月の青さを思わせる、静寂をまとった風情で。皮膚の壁をすり抜けて、意識と体の深部まで、入り込んでくるような不思議な視線で。
「いいかい。僕は大丈夫」
静かに、彼は口をひらく。
「君は、一刻も早く街へ戻って。大丈夫、ならず者は、もういない」
言い置くような話し方。
ゆっくりと。確実に。体にしみこませるように。
よく知る彼の落ち着いた声音が、なぜだか奇妙に歪んで聞こえる。遠くなったり、近くなったり。高くなったり、低くなったり──。

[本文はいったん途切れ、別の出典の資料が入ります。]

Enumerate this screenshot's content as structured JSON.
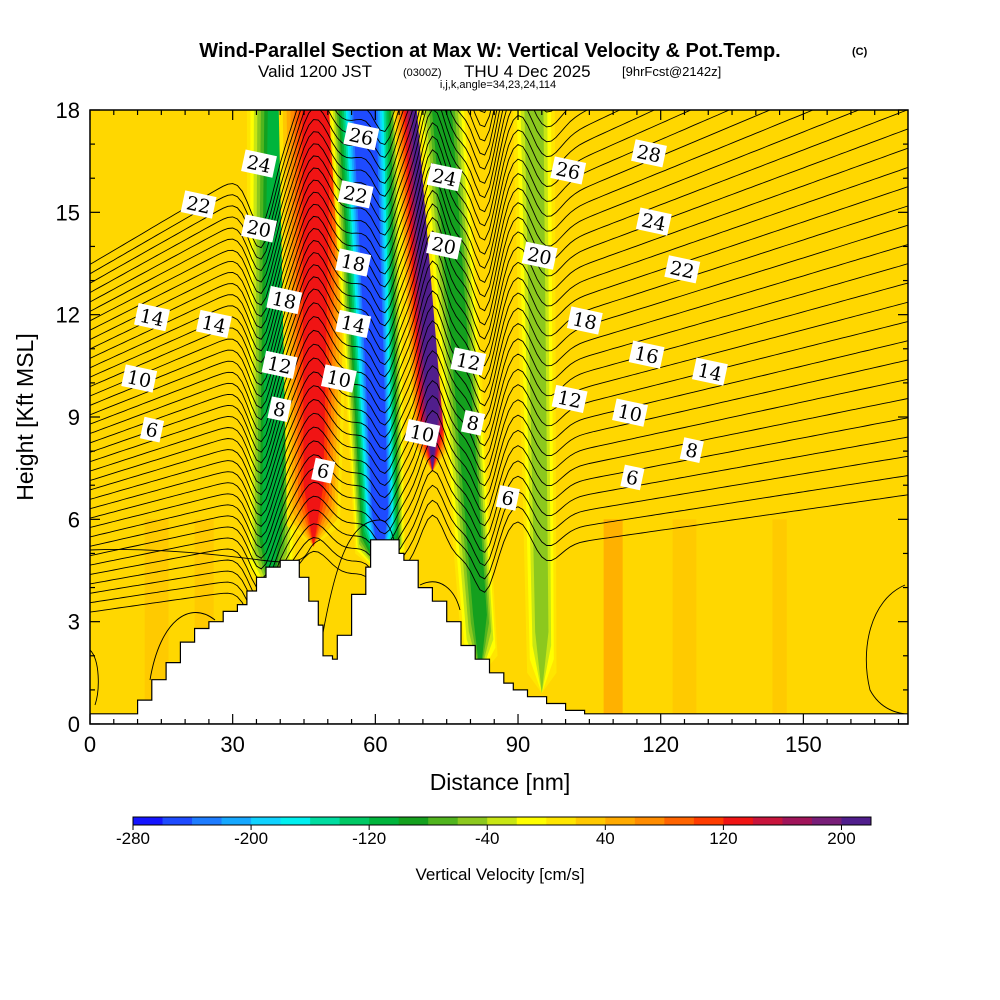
{
  "chart_data": {
    "type": "heatmap",
    "title": "Wind-Parallel Section at Max W: Vertical Velocity & Pot.Temp.",
    "title_tag": "(C)",
    "subtitle_pre": "Valid 1200 JST",
    "subtitle_utc": "(0300Z)",
    "subtitle_date": "THU 4 Dec 2025",
    "subtitle_fcst": "[9hrFcst@2142z]",
    "subtitle2": "i,j,k,angle=34,23,24,114",
    "xlabel": "Distance [nm]",
    "ylabel": "Height [Kft MSL]",
    "xlim": [
      0,
      172
    ],
    "ylim": [
      0,
      18
    ],
    "x_ticks": [
      0,
      30,
      60,
      90,
      120,
      150
    ],
    "y_ticks": [
      0,
      3,
      6,
      9,
      12,
      15,
      18
    ],
    "colorbar": {
      "label": "Vertical Velocity [cm/s]",
      "min": -280,
      "max": 220,
      "step": 20,
      "ticks": [
        -280,
        -200,
        -120,
        -40,
        40,
        120,
        200
      ],
      "colors": [
        "#1414ff",
        "#1e4bff",
        "#1e7cff",
        "#16a8ff",
        "#10d2ff",
        "#00f0f0",
        "#00dca0",
        "#00c864",
        "#00b43c",
        "#14a01e",
        "#50b41e",
        "#8cc81e",
        "#c8e614",
        "#ffff00",
        "#ffe600",
        "#ffc800",
        "#ffaa00",
        "#ff8c00",
        "#ff6400",
        "#ff3c00",
        "#f01414",
        "#c8143c",
        "#a0145a",
        "#781e78",
        "#501e8c"
      ]
    },
    "updrafts_cm_s": [
      {
        "name": "updraft-west",
        "x_nm": 47,
        "peak": 120
      },
      {
        "name": "updraft-east",
        "x_nm": 72,
        "peak": 200
      }
    ],
    "downdrafts_cm_s": [
      {
        "name": "downdraft-core",
        "x_nm": 61,
        "peak": -260
      },
      {
        "name": "downdraft-west",
        "x_nm": 38,
        "peak": -110
      },
      {
        "name": "downdraft-mid",
        "x_nm": 82,
        "peak": -100
      },
      {
        "name": "downdraft-east",
        "x_nm": 95,
        "peak": -60
      }
    ],
    "terrain_kft": [
      [
        0,
        0.3
      ],
      [
        4,
        0.3
      ],
      [
        10,
        0.7
      ],
      [
        13,
        1.3
      ],
      [
        16,
        1.8
      ],
      [
        19,
        2.4
      ],
      [
        22,
        2.8
      ],
      [
        25,
        3.0
      ],
      [
        28,
        3.3
      ],
      [
        31,
        3.5
      ],
      [
        33,
        3.9
      ],
      [
        35,
        4.3
      ],
      [
        37,
        4.6
      ],
      [
        40,
        4.8
      ],
      [
        43,
        4.8
      ],
      [
        44,
        4.3
      ],
      [
        46,
        3.6
      ],
      [
        48,
        2.9
      ],
      [
        49,
        2.0
      ],
      [
        51,
        1.9
      ],
      [
        52,
        2.6
      ],
      [
        55,
        3.8
      ],
      [
        58,
        4.6
      ],
      [
        59,
        5.4
      ],
      [
        62,
        5.4
      ],
      [
        65,
        5.0
      ],
      [
        66,
        4.8
      ],
      [
        69,
        4.0
      ],
      [
        72,
        3.6
      ],
      [
        75,
        3.0
      ],
      [
        78,
        2.3
      ],
      [
        81,
        1.9
      ],
      [
        84,
        1.5
      ],
      [
        87,
        1.2
      ],
      [
        89,
        1.0
      ],
      [
        92,
        0.8
      ],
      [
        96,
        0.6
      ],
      [
        100,
        0.4
      ],
      [
        104,
        0.3
      ],
      [
        172,
        0.3
      ]
    ],
    "theta_contour_labels": [
      {
        "v": "26",
        "x": 57,
        "y": 17.2
      },
      {
        "v": "24",
        "x": 35.5,
        "y": 16.4
      },
      {
        "v": "22",
        "x": 22.8,
        "y": 15.2
      },
      {
        "v": "20",
        "x": 35.5,
        "y": 14.5
      },
      {
        "v": "22",
        "x": 55.8,
        "y": 15.5
      },
      {
        "v": "18",
        "x": 55.3,
        "y": 13.5
      },
      {
        "v": "18",
        "x": 40.8,
        "y": 12.4
      },
      {
        "v": "14",
        "x": 13,
        "y": 11.9
      },
      {
        "v": "14",
        "x": 26,
        "y": 11.7
      },
      {
        "v": "14",
        "x": 55.3,
        "y": 11.7
      },
      {
        "v": "12",
        "x": 39.8,
        "y": 10.5
      },
      {
        "v": "10",
        "x": 10.3,
        "y": 10.1
      },
      {
        "v": "10",
        "x": 52.3,
        "y": 10.1
      },
      {
        "v": "8",
        "x": 39.8,
        "y": 9.2
      },
      {
        "v": "6",
        "x": 13,
        "y": 8.6
      },
      {
        "v": "6",
        "x": 49,
        "y": 7.4
      },
      {
        "v": "24",
        "x": 74.5,
        "y": 16.0
      },
      {
        "v": "20",
        "x": 74.4,
        "y": 14.0
      },
      {
        "v": "12",
        "x": 79.5,
        "y": 10.6
      },
      {
        "v": "10",
        "x": 69.8,
        "y": 8.5
      },
      {
        "v": "8",
        "x": 80.5,
        "y": 8.8
      },
      {
        "v": "6",
        "x": 87.8,
        "y": 6.6
      },
      {
        "v": "26",
        "x": 100.5,
        "y": 16.2
      },
      {
        "v": "28",
        "x": 117.5,
        "y": 16.7
      },
      {
        "v": "24",
        "x": 118.5,
        "y": 14.7
      },
      {
        "v": "20",
        "x": 94.5,
        "y": 13.7
      },
      {
        "v": "22",
        "x": 124.5,
        "y": 13.3
      },
      {
        "v": "18",
        "x": 104,
        "y": 11.8
      },
      {
        "v": "16",
        "x": 117,
        "y": 10.8
      },
      {
        "v": "14",
        "x": 130.3,
        "y": 10.3
      },
      {
        "v": "12",
        "x": 100.8,
        "y": 9.5
      },
      {
        "v": "10",
        "x": 113.5,
        "y": 9.1
      },
      {
        "v": "8",
        "x": 126.5,
        "y": 8.0
      },
      {
        "v": "6",
        "x": 114,
        "y": 7.2
      }
    ]
  }
}
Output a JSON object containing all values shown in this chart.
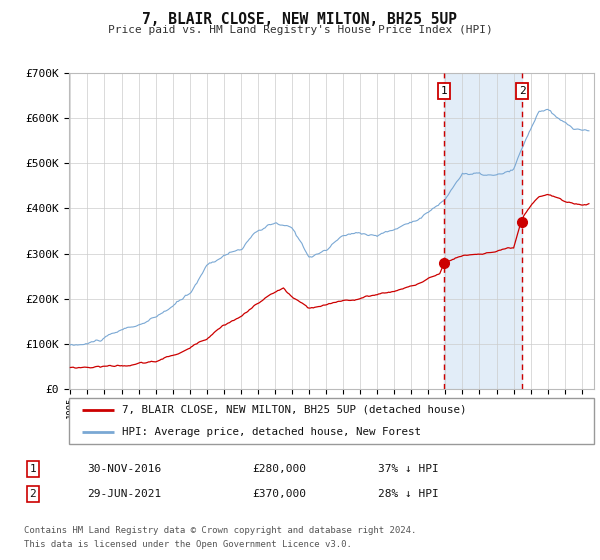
{
  "title": "7, BLAIR CLOSE, NEW MILTON, BH25 5UP",
  "subtitle": "Price paid vs. HM Land Registry's House Price Index (HPI)",
  "hpi_color": "#7aa8d4",
  "price_color": "#cc0000",
  "background_color": "#ffffff",
  "plot_bg": "#ffffff",
  "grid_color": "#cccccc",
  "shade_color": "#ddeaf7",
  "legend_line1": "7, BLAIR CLOSE, NEW MILTON, BH25 5UP (detached house)",
  "legend_line2": "HPI: Average price, detached house, New Forest",
  "footer_line1": "Contains HM Land Registry data © Crown copyright and database right 2024.",
  "footer_line2": "This data is licensed under the Open Government Licence v3.0.",
  "ylim": [
    0,
    700000
  ],
  "yticks": [
    0,
    100000,
    200000,
    300000,
    400000,
    500000,
    600000,
    700000
  ],
  "ytick_labels": [
    "£0",
    "£100K",
    "£200K",
    "£300K",
    "£400K",
    "£500K",
    "£600K",
    "£700K"
  ],
  "ev1_idx": 263,
  "ev2_idx": 318,
  "ev1_price": 280000,
  "ev2_price": 370000,
  "ev1_date": "30-NOV-2016",
  "ev2_date": "29-JUN-2021",
  "ev1_text": "37% ↓ HPI",
  "ev2_text": "28% ↓ HPI"
}
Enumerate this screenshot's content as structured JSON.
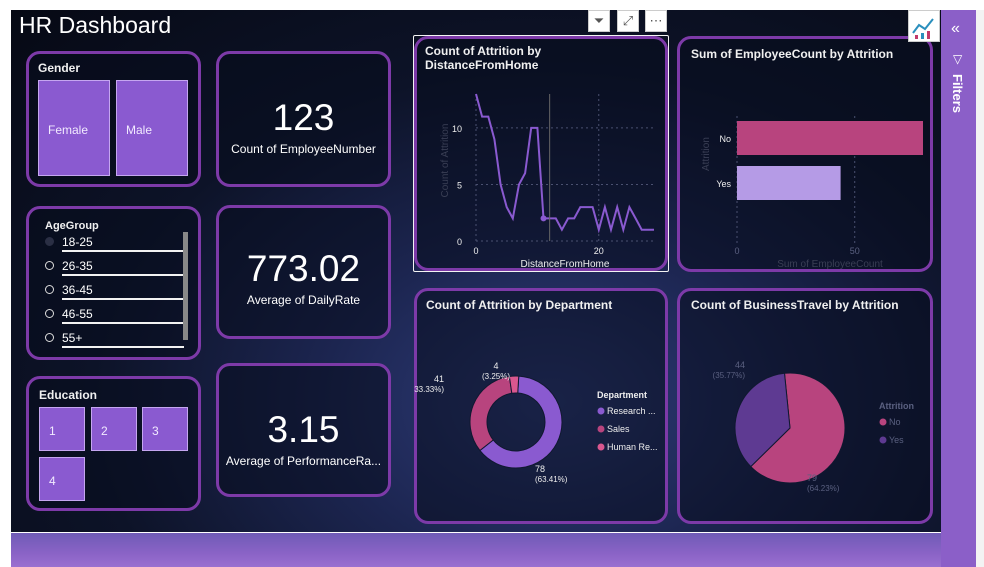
{
  "dashboard": {
    "title": "HR Dashboard"
  },
  "gender": {
    "title": "Gender",
    "options": [
      "Female",
      "Male"
    ]
  },
  "age": {
    "title": "AgeGroup",
    "options": [
      "18-25",
      "26-35",
      "36-45",
      "46-55",
      "55+"
    ]
  },
  "education": {
    "title": "Education",
    "options": [
      "1",
      "2",
      "3",
      "4"
    ]
  },
  "kpis": [
    {
      "value": "123",
      "label": "Count of EmployeeNumber"
    },
    {
      "value": "773.02",
      "label": "Average of DailyRate"
    },
    {
      "value": "3.15",
      "label": "Average of PerformanceRa..."
    }
  ],
  "chart_data": [
    {
      "type": "line",
      "title": "Count of Attrition by DistanceFromHome",
      "xlabel": "DistanceFromHome",
      "ylabel": "Count of Attrition",
      "xlim": [
        0,
        29
      ],
      "ylim": [
        0,
        13
      ],
      "xticks": [
        "0",
        "20"
      ],
      "yticks": [
        "0",
        "5",
        "10"
      ],
      "grid": true,
      "x": [
        0,
        1,
        2,
        3,
        4,
        5,
        6,
        7,
        8,
        9,
        10,
        11,
        12,
        13,
        14,
        15,
        16,
        17,
        18,
        19,
        20,
        21,
        22,
        23,
        24,
        25,
        26,
        27,
        28,
        29
      ],
      "values": [
        13,
        11,
        11,
        9,
        5,
        3,
        2,
        5,
        6,
        10,
        10,
        2,
        2,
        2,
        1,
        2,
        2,
        3,
        3,
        3,
        1,
        3,
        1,
        3,
        1,
        3,
        2,
        1,
        1,
        1
      ],
      "color": "#8a5ad0"
    },
    {
      "type": "bar",
      "title": "Sum of EmployeeCount by Attrition",
      "xlabel": "Sum of EmployeeCount",
      "ylabel": "Attrition",
      "categories": [
        "No",
        "Yes"
      ],
      "values": [
        79,
        44
      ],
      "xticks": [
        "0",
        "50"
      ],
      "xlim": [
        0,
        79
      ],
      "colors": [
        "#b8447e",
        "#b59be6"
      ]
    },
    {
      "type": "pie",
      "subtype": "donut",
      "title": "Count of Attrition by Department",
      "legend_title": "Department",
      "legend_position": "right",
      "slices": [
        {
          "name": "Research ...",
          "value": 78,
          "label": "78",
          "pct": "(63.41%)",
          "color": "#8a5ad0"
        },
        {
          "name": "Sales",
          "value": 41,
          "label": "41",
          "pct": "(33.33%)",
          "color": "#b8447e"
        },
        {
          "name": "Human Re...",
          "value": 4,
          "label": "4",
          "pct": "(3.25%)",
          "color": "#d9578f"
        }
      ]
    },
    {
      "type": "pie",
      "title": "Count of BusinessTravel by Attrition",
      "legend_title": "Attrition",
      "legend_position": "right",
      "slices": [
        {
          "name": "No",
          "value": 79,
          "label": "79",
          "pct": "(64.23%)",
          "color": "#b8447e"
        },
        {
          "name": "Yes",
          "value": 44,
          "label": "44",
          "pct": "(35.77%)",
          "color": "#5e3a92"
        }
      ]
    }
  ],
  "filters_pane": {
    "label": "Filters"
  }
}
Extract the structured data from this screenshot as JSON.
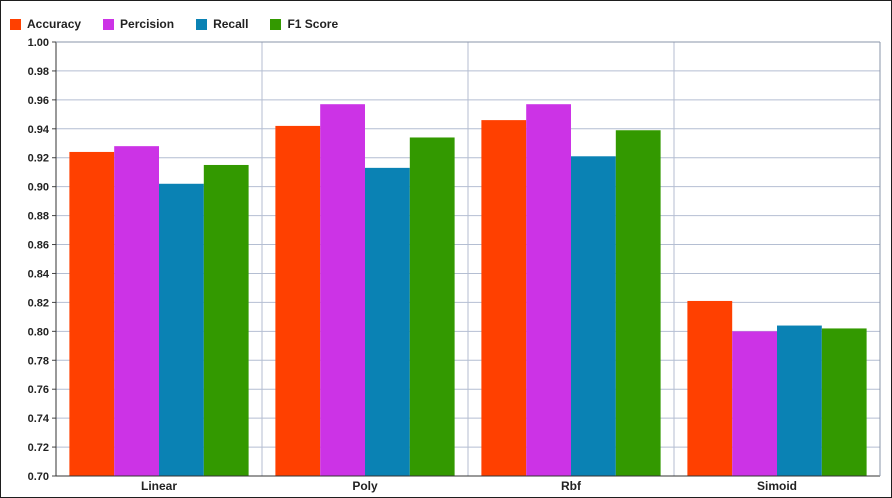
{
  "chart_data": {
    "type": "bar",
    "title": "",
    "xlabel": "",
    "ylabel": "",
    "categories": [
      "Linear",
      "Poly",
      "Rbf",
      "Simoid"
    ],
    "series": [
      {
        "name": "Accuracy",
        "color": "#ff4000",
        "values": [
          0.924,
          0.942,
          0.946,
          0.821
        ]
      },
      {
        "name": "Percision",
        "color": "#cc33e6",
        "values": [
          0.928,
          0.957,
          0.957,
          0.8
        ]
      },
      {
        "name": "Recall",
        "color": "#0a82b4",
        "values": [
          0.902,
          0.913,
          0.921,
          0.804
        ]
      },
      {
        "name": "F1 Score",
        "color": "#339900",
        "values": [
          0.915,
          0.934,
          0.939,
          0.802
        ]
      }
    ],
    "ylim": [
      0.7,
      1.0
    ],
    "yticks": [
      "0.70",
      "0.72",
      "0.74",
      "0.76",
      "0.78",
      "0.80",
      "0.82",
      "0.84",
      "0.86",
      "0.88",
      "0.90",
      "0.92",
      "0.94",
      "0.96",
      "0.98",
      "1.00"
    ],
    "grid": true,
    "legend_position": "top-left"
  }
}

じっと見つめる茶色の瞳に、吸いこまれてしまいそうで、不意に怖気に襲われる。
手放しそうになっていた、なけなしの意識をかき集めた。
「で、も……だめ、逃げないと……ここにいたら、ユージンくん、あぶな……」
「誰のこと?」
「……え?」
見つめる瞳に、力がこもった。
「そんな奴は、ここにはいないよ。ずいぶん遠い別の町で、彼とは別れたきりだろう?」
そう言われて、思い出す。あの一日の光景を。
目覚めた宿に、彼はいなくて、仕方がないから空腹をかかえて、昼の町を歩きまわった。そう、それは覚えている。けれど、頭に霞がかかって、記憶を辿るのに苦労する。
「……うん……そう……ずいぶん、前に……」
そう。連れの"彼"と、町で別れた──それは事実だ。
ぽっかりと荘厳な、暗い闇に漂っていた。
光さえない、広大な。意識だけが浮遊する──。
気がつくと、消えていた。あの乱闘の喧騒が。いや、耳に入る、すべての音が。
水を打つような静寂の中、聞こえるのはただ、語りかける一つの声だけ。
《 君はなぜ、こんな所にいるの?
ああ、門前市をぶらついて、そのまま散歩に来たんだね。
でも、もう戻らなきゃ。友達が街で、帰りを待ってる 》
「とも、だち……?」
《 そう、友達。
君は彼らと、このザルトに来たんだろう? 》
……そうだった。
さっき、自分で、そう言ったはずだ。
頭の芯がぼうっとして、うまく意識を集められない。
ふわふわと浮遊する、泡のような記憶が捕まらない。左右の腕で抱きしめた拍子に、するり、と腕から逃げ去って。
《 さあ、早く帰らないと。
君に急に消えられて、今ごろ、彼らが心配している 》
「……しんぱい?……あたしを……?」
はっ、とその言葉に息を呑んだ。
そう、とても心配していた。あの路地で倒れるまで。そして、夜市の続く通りから、ひっそり細い脇道に入った、人通りのない路地に一人きり──。
まざまざと急務を思い出す。
倒れ伏した禿頭の、皮膚を割った、鮮烈なあの赤──!
「い、行かないと……!」
夜空にそびえる街門を見つめ、もがくようにして "手"から離れた。「あたし、早く、行かないと……っ!」
「……エレーン?」
怪訝そうな色を宿して、茶色の瞳がじっと見つめる。
ややあって、声が、静かに命じた。
《 ── 走って。 》
呪縛が解けたように、体が動いた。
たたらを踏んで、夜道を駆け出す。
外套の裾をたくしあげ、街門付近に黒く集った、かがやく屋台の灯りをめざして。